Но чем больше работал я в качестве сотрудника Пушкинской редакции, тем меньше у меня оставалось иллюзий. Аппетиты Михаила Георгиевича росли в геометрической прогрессии — соорудив из мемориала своего рода неразменный рубль, он стремительно превращался в капризного склочника, выбивающего себе одну привилегию за другой. На моих глазах совершилось полное изгнание жильцов — незадачливые давиды поочередно вступали в судебную схватку с Михаилом Георгиевичем, за спиной которого громоздилось государство-голиаф, и, конечно же, в отличие от своего библейского собрата, были биты и выселены из центра на далекие окраины. Как представитель истца я участвовал в судебных заседаниях и с тоской осознавал, что оказываюсь по одну сторону баррикады с безразличными ко всему, кроме собственного блага, чиновниками.

Добила меня совместная поездка на кладбище Мухагверди, где в то время собирались открыть пантеон для захоронения знаменитостей, и Михаил Георгиевич на полном серьезе отправился выбирать себе место. Все это было, по меньшей мере, противно, и я написал заявление об уходе, чем, кажется, изрядно удивил Смирнова: к тому моменту он совершенно искренне полагал, что весь мир вертится вокруг него и выйти из этого круга кому-то можно исключительно по его разрешению, и никак иначе.

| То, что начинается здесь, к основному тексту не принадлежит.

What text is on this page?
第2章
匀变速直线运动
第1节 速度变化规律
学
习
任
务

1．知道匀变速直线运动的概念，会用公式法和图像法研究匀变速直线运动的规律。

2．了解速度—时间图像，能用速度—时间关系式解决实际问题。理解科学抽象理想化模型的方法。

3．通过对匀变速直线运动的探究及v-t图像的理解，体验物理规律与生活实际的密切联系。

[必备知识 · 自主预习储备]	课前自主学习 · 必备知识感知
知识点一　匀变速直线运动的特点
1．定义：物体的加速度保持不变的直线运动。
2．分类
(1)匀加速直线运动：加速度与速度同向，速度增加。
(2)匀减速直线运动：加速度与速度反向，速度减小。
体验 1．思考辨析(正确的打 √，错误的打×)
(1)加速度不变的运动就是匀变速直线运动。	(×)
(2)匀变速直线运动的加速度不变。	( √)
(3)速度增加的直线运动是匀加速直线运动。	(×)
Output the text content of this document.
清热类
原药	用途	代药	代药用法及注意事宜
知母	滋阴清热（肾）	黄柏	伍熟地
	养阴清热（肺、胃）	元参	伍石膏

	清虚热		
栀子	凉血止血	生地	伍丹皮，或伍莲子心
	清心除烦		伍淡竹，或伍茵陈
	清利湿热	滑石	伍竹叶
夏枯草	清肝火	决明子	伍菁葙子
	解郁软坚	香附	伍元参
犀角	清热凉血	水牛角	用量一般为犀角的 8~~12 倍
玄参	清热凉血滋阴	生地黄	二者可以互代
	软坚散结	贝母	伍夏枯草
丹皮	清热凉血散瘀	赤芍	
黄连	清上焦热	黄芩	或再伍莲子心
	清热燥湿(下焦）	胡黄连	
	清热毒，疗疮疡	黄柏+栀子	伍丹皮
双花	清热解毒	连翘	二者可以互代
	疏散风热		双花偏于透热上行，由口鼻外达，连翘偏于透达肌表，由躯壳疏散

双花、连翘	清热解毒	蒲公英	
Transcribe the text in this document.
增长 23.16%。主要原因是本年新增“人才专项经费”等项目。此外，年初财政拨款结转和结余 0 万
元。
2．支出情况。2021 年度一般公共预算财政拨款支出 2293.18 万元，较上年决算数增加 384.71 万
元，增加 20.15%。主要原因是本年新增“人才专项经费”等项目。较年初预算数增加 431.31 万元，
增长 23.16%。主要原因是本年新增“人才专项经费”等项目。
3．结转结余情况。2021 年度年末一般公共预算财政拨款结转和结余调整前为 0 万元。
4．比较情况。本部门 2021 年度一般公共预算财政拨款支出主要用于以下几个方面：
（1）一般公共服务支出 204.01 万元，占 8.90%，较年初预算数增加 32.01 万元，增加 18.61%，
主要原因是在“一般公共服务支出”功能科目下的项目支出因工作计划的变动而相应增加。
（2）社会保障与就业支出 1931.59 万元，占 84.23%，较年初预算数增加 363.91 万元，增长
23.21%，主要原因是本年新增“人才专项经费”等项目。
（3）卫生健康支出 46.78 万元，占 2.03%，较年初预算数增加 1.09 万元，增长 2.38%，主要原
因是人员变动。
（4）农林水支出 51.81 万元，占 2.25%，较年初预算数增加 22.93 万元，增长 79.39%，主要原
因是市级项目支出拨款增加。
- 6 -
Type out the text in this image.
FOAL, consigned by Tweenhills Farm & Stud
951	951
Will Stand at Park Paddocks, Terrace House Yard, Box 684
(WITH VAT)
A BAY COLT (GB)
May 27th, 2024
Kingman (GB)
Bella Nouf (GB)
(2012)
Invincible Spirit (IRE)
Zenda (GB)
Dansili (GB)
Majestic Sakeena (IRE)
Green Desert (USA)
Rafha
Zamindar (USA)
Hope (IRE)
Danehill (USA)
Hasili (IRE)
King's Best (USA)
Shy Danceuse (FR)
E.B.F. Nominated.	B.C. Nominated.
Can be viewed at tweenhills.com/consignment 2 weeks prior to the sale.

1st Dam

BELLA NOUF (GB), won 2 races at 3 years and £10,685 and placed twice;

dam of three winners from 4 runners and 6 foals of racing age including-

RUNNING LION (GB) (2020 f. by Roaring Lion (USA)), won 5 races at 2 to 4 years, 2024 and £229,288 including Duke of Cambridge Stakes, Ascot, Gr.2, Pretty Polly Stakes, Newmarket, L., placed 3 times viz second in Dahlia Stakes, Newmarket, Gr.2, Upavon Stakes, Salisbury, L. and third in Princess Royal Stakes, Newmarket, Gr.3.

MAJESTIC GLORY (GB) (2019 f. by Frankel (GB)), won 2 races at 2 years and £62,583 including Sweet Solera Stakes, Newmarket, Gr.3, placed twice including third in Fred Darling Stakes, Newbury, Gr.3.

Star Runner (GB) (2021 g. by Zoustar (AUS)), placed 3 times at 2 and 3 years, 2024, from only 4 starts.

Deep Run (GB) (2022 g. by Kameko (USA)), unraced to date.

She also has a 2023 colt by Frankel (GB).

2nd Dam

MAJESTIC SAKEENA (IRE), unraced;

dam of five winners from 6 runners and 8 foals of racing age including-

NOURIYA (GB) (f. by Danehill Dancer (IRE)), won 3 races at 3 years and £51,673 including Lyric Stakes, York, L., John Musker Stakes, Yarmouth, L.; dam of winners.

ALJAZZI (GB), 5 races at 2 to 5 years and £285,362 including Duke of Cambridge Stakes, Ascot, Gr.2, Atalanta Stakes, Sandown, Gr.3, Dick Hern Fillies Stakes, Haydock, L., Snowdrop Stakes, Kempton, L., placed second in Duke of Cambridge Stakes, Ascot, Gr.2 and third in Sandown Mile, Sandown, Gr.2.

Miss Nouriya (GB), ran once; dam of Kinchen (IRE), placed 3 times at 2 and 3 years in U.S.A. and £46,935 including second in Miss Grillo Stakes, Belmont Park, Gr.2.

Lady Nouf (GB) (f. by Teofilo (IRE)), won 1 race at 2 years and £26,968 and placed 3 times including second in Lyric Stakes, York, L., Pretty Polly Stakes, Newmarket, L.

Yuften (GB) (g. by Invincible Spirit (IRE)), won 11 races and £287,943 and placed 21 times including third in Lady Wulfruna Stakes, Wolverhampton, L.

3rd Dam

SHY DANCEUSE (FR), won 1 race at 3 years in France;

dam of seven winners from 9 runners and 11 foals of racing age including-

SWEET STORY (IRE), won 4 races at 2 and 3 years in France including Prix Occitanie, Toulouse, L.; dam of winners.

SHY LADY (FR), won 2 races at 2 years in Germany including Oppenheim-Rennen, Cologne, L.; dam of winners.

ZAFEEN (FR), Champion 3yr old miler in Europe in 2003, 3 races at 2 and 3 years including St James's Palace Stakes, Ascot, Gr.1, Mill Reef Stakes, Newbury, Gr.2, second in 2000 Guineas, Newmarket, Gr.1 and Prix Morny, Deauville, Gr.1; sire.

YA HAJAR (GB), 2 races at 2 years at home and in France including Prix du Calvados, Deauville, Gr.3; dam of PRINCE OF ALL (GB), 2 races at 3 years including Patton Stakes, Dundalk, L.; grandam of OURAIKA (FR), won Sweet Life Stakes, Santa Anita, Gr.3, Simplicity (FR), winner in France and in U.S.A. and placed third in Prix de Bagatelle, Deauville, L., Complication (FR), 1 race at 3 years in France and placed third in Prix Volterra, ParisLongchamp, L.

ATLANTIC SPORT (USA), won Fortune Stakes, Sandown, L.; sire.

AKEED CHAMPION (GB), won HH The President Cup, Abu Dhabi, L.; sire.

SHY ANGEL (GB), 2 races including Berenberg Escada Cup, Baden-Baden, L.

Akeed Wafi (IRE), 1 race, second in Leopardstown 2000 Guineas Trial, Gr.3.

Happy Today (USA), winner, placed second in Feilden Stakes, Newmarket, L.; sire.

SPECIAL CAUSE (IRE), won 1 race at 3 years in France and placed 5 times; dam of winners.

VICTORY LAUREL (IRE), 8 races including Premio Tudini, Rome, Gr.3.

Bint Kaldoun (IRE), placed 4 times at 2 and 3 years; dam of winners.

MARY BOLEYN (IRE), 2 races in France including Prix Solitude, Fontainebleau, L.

Ковыляя между бульдозерами по площадке, где вроде бы предполагалось основать пантеон, Михаил Георгиевич еще не знал, что болен раком. Он собирался жить долго, но через несколько месяцев рядовое обследование выявило «плохие анализы». После этого он только и делал, что лечился, но помочь ему никто не сумел. Умер Смирнов в январе 1986 года, но где его похоронили, я не знаю; впрочем, я не знаю даже, открыли ли пантеон на кладбище Мухагверди. Наследников у него и, значит, потомков у Смирновой-Россет не осталось, дом и все имущество достались государству и теперь принадлежат Республике Грузия. Говорят, что после смерти Михаила Георгиевича в доме нашли тайник с уникальными драгоценностями, которые были помещены в Золотую кладовую Грузии.

Похоже, я был слишком самонадеян, коrда, сидя под портретом Александры Осиповны, воображал себя окруженным тенями великих русских писателей. Теперь мне кажется, что дом Смирнова они покинули давным-давно, задолго до моего появления в нем. Возможно, это случилось в году этак тридцать седьмом, когда Михаил Георгиевич, по его словам, «отправил одного нехорошего человека на Колыму», написав — всего-то! — анонимку в газету. Или в годы войны, когда он, получивший от подельников кличку Рузвельт (по аналогии: американский президент передвигался в инвалидном кресле), организовал аферу с сахаром и заработал много денег. Все это в подробностях я слышал от него самого — рассказывал он с удовольствием, явно гордясь теми своими делами.

А может быть, великие тени и вовсе никогда не посещали тбилисский дом Смирновых. С какой стати им, если вдуматься, следовать за бездушными вещами, которые совсем не факт, что хранят — вопреки общему представлению — воспоминания о тех, кто к ним прикасался…

Однажды мне довелось подержать в руках жилет, в котором Пушкин стрелялся на дуэли, — тот самый, что спрятан под стеклом в музее поэта на Мойке, 12, — и я вновь и вновь испытываю дрожь, как только вспомню об этом. Но думаю, дело тут не только в пушкинском жилете, но и во мне, в моем представлении об Александре Сергеевиче, в моем неизменяющемся отношении к дуэли с Дантесом, словно она была только вчера, и даже в моем метафизическом желании помешать ей.

О прикосновении к пушкинскому жилету я вспоминаю с благоговением, а вот о работе за секретером, на который Пушкин положил альбом, подаренный Смирновой-Россет, — равнодушно. И ничего не могу с собой поделать.

Беспристрастных историков не бывает — в этом я уверен. Я не скрываю, что, к примеру, Евпраксия-Адельгейда, Екатерина Головкина, Екатерина II мне интересны сами по себе, а Авдотья Истомина и Наталия Иванова, ставшая Обресковой, — всего лишь фон, который позволяет обратиться к неразгаданным, несмотря на усилия сотен литературоведов, личностям Грибоедова и Лермонтова.

Я пристрастно отношусь к своим героиням — но надеюсь, не в ущерб правде. Только так, мне кажется, и пишется настоящая история.